News | Archive Cloud Storage | October 03, 2017

Cost savings, increasing telehealth applications and ongoing organizational mergers among reasons to migrate data to the cloud

Logicalis Offers Five Reasons Why Providers Need A Strong Cloud Strategy

October 3, 2017 — Healthcare information technology (IT) experts at Logicalis Healthcare Solutions say in a new whitepaper that now is the time for healthcare organizations to develop IT cloud strategies for deployment of critical patient care applications and provider administrative systems. The paper identifies five reasons why healthcare providers need a strong cloud strategy now for employees, partners and patients (also the title of the paper).

“Physicians providing remote cardiac consultation via telehealth and surgeons overseeing delicate operations from half a world away are some of the glamorous capabilities of the healthcare cloud that get headlines, but the ability for teams of healthcare researchers to share clinical trial data with regions that would otherwise lack the proper infrastructure are just as important,” said Mike Riley, U.S. healthcare leader, Logicalis Healthcare Solutions. “Some providers have been deploying cloud-based apps and access for a while and others are just beginning to get into the conversation because of new applications that fit well into cloud architectures. Wherever the starting point, it requires assessing on-premises capabilities and performance as well as identifying new requirements.

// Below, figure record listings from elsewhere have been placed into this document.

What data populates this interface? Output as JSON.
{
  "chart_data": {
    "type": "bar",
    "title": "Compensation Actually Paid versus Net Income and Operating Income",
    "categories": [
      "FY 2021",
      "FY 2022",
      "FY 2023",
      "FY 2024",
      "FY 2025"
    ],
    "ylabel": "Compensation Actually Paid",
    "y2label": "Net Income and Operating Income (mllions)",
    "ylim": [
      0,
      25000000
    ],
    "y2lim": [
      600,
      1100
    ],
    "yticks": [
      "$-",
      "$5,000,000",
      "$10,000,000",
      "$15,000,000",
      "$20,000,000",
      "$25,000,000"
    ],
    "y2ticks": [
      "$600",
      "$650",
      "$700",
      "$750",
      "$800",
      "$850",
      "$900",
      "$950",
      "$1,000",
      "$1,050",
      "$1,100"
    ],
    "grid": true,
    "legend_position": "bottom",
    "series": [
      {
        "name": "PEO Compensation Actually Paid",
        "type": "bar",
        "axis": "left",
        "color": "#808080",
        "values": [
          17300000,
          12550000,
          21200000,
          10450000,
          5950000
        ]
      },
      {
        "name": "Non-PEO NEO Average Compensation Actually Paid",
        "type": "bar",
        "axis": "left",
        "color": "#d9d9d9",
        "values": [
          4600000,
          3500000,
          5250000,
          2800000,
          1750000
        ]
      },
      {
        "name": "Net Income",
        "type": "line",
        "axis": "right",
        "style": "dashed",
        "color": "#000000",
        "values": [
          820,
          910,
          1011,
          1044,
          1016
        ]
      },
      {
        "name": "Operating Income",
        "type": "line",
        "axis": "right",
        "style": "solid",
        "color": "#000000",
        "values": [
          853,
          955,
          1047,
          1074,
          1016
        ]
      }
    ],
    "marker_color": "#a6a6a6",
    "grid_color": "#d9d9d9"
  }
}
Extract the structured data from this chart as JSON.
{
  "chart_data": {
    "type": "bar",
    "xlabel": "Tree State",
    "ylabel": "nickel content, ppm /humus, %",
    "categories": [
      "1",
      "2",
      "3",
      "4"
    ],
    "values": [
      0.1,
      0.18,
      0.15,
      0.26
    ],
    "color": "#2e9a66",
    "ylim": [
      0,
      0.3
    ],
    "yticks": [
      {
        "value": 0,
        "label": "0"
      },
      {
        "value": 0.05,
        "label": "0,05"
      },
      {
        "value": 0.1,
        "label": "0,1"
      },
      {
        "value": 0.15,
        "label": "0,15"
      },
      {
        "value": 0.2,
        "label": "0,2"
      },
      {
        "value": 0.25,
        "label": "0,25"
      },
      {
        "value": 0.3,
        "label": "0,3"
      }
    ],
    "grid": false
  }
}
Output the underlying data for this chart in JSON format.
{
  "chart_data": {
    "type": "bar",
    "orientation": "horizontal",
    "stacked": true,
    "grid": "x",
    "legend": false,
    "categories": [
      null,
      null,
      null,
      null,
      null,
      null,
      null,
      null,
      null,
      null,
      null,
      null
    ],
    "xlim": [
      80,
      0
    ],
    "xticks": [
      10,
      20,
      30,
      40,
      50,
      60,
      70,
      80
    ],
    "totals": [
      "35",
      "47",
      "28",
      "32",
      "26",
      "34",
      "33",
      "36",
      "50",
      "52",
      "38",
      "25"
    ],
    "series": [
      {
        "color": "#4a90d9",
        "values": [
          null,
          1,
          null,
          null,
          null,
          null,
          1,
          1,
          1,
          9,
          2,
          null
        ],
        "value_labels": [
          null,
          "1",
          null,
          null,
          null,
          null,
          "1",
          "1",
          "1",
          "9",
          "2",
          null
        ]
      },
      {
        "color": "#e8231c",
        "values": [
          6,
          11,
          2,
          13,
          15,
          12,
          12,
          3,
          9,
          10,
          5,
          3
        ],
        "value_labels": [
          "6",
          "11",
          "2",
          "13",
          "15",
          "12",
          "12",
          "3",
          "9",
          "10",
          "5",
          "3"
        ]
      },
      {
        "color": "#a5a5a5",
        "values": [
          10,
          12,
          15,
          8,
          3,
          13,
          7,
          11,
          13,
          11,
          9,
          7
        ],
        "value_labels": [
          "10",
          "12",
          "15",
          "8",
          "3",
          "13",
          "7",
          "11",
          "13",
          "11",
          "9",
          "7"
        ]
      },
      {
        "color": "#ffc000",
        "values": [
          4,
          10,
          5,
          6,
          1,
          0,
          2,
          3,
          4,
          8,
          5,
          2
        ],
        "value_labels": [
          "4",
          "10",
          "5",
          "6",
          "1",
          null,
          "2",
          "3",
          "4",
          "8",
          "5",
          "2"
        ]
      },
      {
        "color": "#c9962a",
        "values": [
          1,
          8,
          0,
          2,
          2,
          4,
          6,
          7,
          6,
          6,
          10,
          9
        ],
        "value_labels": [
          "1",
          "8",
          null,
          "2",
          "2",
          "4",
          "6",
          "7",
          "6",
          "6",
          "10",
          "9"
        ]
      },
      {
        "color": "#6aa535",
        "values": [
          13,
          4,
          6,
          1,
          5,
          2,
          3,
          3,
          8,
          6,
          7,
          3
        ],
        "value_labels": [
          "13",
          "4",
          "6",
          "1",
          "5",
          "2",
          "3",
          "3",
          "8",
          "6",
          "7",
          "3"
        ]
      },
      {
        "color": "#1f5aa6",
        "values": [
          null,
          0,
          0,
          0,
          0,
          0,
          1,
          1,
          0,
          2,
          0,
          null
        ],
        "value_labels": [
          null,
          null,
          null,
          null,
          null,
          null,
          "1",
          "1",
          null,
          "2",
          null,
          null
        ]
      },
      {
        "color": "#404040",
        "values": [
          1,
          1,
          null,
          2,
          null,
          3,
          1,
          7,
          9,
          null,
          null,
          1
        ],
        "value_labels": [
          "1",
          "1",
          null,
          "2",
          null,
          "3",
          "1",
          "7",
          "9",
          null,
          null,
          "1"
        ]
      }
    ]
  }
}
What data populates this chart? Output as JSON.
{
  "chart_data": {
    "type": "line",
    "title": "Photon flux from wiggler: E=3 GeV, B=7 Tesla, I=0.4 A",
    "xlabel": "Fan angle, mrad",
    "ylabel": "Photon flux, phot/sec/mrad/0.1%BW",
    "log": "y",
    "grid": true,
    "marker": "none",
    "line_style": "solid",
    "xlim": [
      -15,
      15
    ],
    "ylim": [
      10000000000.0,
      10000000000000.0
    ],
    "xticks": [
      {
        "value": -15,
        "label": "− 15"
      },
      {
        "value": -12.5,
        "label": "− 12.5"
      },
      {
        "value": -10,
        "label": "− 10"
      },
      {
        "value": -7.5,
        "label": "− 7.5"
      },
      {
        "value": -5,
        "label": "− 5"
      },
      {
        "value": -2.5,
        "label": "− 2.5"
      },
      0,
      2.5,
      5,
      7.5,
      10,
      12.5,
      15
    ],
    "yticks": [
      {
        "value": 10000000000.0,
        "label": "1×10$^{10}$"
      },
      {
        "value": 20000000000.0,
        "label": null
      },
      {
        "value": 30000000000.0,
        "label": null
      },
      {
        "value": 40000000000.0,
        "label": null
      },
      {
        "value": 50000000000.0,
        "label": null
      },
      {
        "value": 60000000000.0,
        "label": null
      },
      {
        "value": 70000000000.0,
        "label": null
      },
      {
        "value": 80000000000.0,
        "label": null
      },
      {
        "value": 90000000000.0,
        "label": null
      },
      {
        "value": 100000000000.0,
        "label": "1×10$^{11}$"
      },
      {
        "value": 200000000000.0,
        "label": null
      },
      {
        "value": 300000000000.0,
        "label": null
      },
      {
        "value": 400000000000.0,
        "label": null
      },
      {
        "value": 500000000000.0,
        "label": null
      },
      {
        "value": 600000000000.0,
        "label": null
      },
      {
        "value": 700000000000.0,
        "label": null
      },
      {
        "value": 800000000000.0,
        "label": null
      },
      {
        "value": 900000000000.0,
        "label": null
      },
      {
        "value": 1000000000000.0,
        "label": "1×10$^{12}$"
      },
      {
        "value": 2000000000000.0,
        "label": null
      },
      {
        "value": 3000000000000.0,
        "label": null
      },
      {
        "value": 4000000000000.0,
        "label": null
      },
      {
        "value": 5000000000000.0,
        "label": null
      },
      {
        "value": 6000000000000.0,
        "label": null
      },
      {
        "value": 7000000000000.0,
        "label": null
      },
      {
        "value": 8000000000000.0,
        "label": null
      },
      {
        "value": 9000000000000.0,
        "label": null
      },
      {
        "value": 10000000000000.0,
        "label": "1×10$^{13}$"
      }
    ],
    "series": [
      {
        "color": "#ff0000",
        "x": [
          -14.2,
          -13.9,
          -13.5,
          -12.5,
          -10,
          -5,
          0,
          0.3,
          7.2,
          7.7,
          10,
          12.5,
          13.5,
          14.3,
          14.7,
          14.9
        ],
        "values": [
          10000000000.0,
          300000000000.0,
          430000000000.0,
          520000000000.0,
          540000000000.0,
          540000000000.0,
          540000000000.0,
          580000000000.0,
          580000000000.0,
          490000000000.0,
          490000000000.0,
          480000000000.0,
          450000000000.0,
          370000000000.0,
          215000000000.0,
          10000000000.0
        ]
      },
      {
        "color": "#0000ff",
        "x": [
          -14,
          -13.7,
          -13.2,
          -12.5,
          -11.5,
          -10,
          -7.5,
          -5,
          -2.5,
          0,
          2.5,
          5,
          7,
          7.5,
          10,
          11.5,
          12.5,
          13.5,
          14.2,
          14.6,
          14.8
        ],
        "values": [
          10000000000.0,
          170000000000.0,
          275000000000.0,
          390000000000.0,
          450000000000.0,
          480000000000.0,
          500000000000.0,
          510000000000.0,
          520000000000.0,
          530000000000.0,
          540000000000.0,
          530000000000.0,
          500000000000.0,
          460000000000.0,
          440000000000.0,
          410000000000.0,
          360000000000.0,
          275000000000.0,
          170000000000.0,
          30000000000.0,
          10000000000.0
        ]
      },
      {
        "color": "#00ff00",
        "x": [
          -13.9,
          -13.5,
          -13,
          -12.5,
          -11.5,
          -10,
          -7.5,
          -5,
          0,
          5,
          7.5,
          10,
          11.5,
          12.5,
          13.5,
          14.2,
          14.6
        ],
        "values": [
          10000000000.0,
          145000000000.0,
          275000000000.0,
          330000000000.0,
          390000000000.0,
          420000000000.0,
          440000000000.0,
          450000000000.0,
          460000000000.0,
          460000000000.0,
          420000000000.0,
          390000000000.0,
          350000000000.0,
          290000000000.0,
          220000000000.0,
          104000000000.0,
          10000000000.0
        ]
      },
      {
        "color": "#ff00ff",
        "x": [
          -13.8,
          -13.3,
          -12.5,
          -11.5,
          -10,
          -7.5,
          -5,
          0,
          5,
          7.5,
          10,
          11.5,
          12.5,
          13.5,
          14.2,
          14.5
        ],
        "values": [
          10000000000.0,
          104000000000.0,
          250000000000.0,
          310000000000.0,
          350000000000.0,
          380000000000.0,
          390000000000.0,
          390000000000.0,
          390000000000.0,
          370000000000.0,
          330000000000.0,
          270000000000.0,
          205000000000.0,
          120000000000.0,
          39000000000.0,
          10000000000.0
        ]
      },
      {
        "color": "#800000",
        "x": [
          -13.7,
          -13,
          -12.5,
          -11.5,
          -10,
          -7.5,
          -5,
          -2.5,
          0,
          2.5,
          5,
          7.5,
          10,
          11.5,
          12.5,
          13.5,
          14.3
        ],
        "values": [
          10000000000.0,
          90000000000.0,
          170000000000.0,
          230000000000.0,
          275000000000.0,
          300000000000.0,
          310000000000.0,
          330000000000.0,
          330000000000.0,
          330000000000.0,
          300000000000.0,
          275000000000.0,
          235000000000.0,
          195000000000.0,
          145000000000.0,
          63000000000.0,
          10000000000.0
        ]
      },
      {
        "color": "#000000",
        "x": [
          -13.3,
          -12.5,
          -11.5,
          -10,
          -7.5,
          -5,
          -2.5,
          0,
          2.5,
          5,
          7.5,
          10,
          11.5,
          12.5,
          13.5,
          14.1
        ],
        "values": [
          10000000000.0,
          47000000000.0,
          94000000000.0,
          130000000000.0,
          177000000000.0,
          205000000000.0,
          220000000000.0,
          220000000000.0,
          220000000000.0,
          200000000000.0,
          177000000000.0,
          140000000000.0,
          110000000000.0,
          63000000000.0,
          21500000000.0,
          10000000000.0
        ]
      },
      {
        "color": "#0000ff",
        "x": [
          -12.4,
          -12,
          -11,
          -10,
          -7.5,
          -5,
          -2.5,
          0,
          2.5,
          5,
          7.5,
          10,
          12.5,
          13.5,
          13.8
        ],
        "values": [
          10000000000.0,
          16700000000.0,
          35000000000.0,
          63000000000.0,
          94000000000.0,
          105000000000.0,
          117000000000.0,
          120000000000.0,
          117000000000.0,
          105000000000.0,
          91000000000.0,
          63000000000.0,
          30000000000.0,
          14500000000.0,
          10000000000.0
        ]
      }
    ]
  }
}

Any healthcare provider – large or small, suburban or rural, assisted living or long-term care – needs to consider the strategic impact that the cloud brings to multiple aspects of their healthcare operations and patient care, according to Logicalis. While the cost-effectiveness of the cloud is undeniable for certain applications such as storage and backups, there are many other considerations beyond simple cost-saving discussions:

  1. Patient and caregiver demands. Patients and their caregivers demand new capabilities for tracking and delivering care, like personal medical records and telehealth. These applications are proving mature enough to put increasing pressure on healthcare IT organizations to deploy them sooner, rather than later, in their organizations.
  2. Imaging and research data options. When it comes to the accessibility and sharing of medical images, patient records and research data such as genomics – especially among research hospitals – the sheer volume of data and incumbent storage requirements are forcing healthcare IT professionals to consider more cost-effective solutions, such as local storage for frequently accessed patient images and off-site, cloud storage for less-frequently accessed images or data.
  3. Mergers, acquisitions and partnerships. Healthcare organizations continue to pursue mergers, acquisitions and other types of partnerships that will bolster coordinated, cost-effective care. Disparate systems can take months to connect and share data, while a more flexible architecture in the cloud can enable healthcare IT organizations to accelerate M&A activities in weeks.
  4. Speed of trials and deploying new apps. Cloud-based apps can be an attractive solution for healthcare providers that want to try new applications, make quick software changes or get to market fast with a new solution. It is much faster, and more cost-effective, to spin up a new virtual cloud system than stand up your own data center environment.
  5. Business continuity/disaster recovery (BC/DR). The paper adds that while backups are important, the cloud offers a much more robust and scalable environment for planning and delivering business continuity options. Hybrid on-premises and off-site private cloud systems enable healthcare organizations to take advantage of local and off-site storage depending on the type of disaster recovery necessary.

In 2012, Logicalis developed its own private cloud for hospital applications like workforce management. Today, the company is helping hospitals develop cloud strategies, then migrating and managing workloads either in their cloud, or in public health clouds like [Microsoft] Azure and AWS [Amazon Web Services].